Okay, so for transparency purposes I have to admit…I’ve been looking for a reason to use Spongebob in an article for quite some time. Especially with the imagination picture. I may even find it necessary to pull out the animated GIF. It’s not my fault; Fox did this to me.
After a decent hiatus from focusing on the trash the network of long legs, blonde hair and wardrobe malfunctions has to offer, I came across their “reporting” of former Trump aide Carter Page and his possible ties to Russia. It seems the Washington Post has discovered that the FBI had at one point obtained a FISA warrant to monitor his communications:
FBI reportedly obtained FISA warrant to monitor ex-Trump adviser Carter Page https://t.co/64jx95FYtj
— FOX & friends (@foxandfriends) April 12, 2017
Oh my…that sure is a bombshell. But…only if you apply a little — yeah…you guessed it:
It’s simple, really. You just have to understand that the mindset of the idiots who watch your channel and read your tweets has already been molded to respond to certain keywords. In this case, “FBI” and “monitor communications.” If you eliminate the reason for that monitoring and just report on the fact that it happened, you end up with the typical conservaturd mantra: Obama wiretapped Trump.

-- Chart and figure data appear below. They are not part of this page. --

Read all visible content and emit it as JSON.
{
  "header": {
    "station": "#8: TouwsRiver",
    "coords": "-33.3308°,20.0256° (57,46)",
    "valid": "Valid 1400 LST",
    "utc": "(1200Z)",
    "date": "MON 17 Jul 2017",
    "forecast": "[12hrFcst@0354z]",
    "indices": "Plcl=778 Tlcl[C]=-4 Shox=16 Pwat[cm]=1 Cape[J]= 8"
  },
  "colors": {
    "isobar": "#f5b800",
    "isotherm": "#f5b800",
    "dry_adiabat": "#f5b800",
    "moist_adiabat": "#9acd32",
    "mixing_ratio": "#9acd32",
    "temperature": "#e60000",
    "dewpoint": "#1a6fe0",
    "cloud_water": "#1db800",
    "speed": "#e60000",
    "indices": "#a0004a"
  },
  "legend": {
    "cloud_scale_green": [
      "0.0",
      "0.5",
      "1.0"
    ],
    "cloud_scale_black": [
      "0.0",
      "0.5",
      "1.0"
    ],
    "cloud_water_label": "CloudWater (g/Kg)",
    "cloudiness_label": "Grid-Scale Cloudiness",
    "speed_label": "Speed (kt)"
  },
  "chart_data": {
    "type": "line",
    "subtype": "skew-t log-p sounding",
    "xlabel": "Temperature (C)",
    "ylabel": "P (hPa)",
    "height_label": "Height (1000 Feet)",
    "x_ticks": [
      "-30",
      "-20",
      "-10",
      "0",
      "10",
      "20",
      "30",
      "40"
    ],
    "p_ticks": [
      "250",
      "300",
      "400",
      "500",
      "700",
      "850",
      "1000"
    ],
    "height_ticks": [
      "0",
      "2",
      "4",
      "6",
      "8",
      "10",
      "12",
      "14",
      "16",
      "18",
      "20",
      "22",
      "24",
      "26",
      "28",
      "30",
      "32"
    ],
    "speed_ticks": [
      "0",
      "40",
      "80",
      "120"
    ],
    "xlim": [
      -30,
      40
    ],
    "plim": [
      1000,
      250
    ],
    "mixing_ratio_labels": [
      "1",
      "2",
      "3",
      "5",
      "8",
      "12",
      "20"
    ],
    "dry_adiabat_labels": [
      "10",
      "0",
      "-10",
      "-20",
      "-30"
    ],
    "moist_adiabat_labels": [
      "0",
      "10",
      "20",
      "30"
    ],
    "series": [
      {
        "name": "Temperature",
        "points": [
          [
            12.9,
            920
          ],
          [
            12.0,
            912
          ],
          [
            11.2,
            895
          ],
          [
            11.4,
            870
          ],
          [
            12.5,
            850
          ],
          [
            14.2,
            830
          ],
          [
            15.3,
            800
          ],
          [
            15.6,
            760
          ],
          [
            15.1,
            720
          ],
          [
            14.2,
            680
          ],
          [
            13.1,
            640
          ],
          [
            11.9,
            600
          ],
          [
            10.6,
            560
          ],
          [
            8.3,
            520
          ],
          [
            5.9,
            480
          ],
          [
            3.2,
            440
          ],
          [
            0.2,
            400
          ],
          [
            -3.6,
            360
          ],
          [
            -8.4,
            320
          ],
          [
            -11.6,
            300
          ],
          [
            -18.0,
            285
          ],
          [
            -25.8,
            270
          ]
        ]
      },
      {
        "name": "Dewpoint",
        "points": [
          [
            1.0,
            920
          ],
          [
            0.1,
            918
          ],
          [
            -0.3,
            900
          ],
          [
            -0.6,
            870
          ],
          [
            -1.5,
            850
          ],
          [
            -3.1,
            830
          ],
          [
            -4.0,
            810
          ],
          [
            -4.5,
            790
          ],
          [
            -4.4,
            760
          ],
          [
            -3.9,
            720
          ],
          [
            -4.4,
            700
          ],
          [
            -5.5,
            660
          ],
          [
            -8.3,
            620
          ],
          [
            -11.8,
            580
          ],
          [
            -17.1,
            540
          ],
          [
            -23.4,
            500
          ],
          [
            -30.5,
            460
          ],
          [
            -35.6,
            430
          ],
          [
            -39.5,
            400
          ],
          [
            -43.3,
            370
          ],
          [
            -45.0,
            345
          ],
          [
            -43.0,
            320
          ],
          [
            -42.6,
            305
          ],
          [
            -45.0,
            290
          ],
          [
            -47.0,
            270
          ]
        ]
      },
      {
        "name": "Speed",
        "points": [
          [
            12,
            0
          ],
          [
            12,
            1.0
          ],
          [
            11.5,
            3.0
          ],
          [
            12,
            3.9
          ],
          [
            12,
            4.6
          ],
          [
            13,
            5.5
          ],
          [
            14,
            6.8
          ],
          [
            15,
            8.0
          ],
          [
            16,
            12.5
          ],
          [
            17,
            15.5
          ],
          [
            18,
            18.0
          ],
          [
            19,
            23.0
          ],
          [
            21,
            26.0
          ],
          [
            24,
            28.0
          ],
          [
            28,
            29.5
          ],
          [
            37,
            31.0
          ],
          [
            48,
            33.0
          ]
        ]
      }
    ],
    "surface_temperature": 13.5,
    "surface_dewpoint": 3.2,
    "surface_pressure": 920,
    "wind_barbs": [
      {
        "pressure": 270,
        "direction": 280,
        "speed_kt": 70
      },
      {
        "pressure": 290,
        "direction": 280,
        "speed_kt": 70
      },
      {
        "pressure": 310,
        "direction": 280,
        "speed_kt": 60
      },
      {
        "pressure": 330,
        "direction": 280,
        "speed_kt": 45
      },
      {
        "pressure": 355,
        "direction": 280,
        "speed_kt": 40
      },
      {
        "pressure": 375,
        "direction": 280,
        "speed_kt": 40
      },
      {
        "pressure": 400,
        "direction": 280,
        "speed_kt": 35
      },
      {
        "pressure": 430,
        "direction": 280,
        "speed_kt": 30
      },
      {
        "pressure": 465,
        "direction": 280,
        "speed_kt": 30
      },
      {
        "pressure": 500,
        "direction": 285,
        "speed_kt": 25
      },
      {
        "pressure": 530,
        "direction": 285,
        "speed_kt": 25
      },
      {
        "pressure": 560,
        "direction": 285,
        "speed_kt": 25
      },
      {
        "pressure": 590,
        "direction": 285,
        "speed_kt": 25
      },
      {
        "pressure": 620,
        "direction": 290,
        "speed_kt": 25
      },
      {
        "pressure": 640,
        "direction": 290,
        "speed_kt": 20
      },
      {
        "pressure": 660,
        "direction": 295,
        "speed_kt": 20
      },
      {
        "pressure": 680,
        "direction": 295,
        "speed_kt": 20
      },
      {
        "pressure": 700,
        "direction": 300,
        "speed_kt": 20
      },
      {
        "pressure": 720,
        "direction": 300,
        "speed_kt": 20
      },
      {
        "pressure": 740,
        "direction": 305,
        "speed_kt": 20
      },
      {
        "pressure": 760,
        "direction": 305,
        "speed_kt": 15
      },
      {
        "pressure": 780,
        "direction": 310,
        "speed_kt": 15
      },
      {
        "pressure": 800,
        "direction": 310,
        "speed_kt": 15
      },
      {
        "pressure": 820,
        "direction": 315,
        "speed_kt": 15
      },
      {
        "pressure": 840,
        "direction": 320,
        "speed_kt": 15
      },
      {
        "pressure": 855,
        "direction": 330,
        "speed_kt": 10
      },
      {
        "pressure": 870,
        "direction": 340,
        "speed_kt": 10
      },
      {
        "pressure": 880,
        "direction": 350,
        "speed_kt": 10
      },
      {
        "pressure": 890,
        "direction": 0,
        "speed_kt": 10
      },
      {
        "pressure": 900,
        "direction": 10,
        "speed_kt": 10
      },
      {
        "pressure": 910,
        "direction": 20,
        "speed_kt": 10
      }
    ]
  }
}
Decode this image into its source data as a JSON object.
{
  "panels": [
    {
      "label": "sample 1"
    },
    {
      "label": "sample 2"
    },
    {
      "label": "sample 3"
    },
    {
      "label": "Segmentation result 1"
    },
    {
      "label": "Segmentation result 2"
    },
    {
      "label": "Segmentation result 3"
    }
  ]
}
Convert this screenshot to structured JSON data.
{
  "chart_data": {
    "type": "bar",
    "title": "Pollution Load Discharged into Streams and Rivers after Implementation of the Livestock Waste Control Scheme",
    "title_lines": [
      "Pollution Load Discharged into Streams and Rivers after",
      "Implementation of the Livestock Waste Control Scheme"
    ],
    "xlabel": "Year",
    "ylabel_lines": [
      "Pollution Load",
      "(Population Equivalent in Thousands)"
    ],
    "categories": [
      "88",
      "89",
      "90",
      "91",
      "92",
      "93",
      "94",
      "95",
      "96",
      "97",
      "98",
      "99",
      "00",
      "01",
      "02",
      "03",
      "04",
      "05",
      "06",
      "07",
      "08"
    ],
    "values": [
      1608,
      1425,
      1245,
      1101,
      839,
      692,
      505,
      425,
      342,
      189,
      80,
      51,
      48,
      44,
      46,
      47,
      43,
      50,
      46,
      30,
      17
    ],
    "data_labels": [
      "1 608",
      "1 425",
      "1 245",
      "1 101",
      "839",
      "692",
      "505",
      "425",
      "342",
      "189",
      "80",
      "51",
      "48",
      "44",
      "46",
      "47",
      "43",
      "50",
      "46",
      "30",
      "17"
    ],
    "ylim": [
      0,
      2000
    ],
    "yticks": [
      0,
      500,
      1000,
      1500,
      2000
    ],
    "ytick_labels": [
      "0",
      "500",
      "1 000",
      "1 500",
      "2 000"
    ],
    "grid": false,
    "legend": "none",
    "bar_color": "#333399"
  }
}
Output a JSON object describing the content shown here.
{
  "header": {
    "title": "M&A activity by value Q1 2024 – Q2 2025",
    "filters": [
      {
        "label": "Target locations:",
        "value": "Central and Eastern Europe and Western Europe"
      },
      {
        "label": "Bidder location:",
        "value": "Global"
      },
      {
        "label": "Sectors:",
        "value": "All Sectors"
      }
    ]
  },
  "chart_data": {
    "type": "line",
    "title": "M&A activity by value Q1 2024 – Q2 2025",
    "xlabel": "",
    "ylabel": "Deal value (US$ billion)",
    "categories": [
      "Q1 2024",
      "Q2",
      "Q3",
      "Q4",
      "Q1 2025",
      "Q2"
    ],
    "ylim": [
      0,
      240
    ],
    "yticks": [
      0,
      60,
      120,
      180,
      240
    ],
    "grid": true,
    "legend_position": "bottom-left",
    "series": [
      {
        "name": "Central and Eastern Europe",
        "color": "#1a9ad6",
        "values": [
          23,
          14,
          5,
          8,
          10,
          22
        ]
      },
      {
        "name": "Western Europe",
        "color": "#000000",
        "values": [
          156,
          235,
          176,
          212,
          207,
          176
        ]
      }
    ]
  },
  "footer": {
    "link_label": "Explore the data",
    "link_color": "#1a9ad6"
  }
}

If you look at reality and forget about Spongebob, what actually happened is the FBI found enough evidence of collusion with the Russians on the part of an aide to the campaign of Donald Trump to convince a federal judge that he should be monitored.
Monitored. With a perfectly legal warrant. For criminal activity. Page’s response? He feels “vindicated.” He feels that way because 62 million people in this country are complete morons. They hear those keywords and catch phrases and turn a criminal investigation into Russian interference with our electoral process into Obama illegally wiretapping Trump Tower. “Vindicated” is that feeling you get when you commit a felony and are immediately exonerated in the court of deplorable public opinion.
There’s little doubt that this whole thing will blow up in Trump’s face. At some point, a smoking gun will be found that will put an end to this silliness and usher in an era of Christian remodeling under Mike Pence. We can only hope that he goes down with Trump’s ship. So we can have…President Paul Ryan. Sigh.
It’s almost 9 AM. Time to make a martini and watch some Spongebob.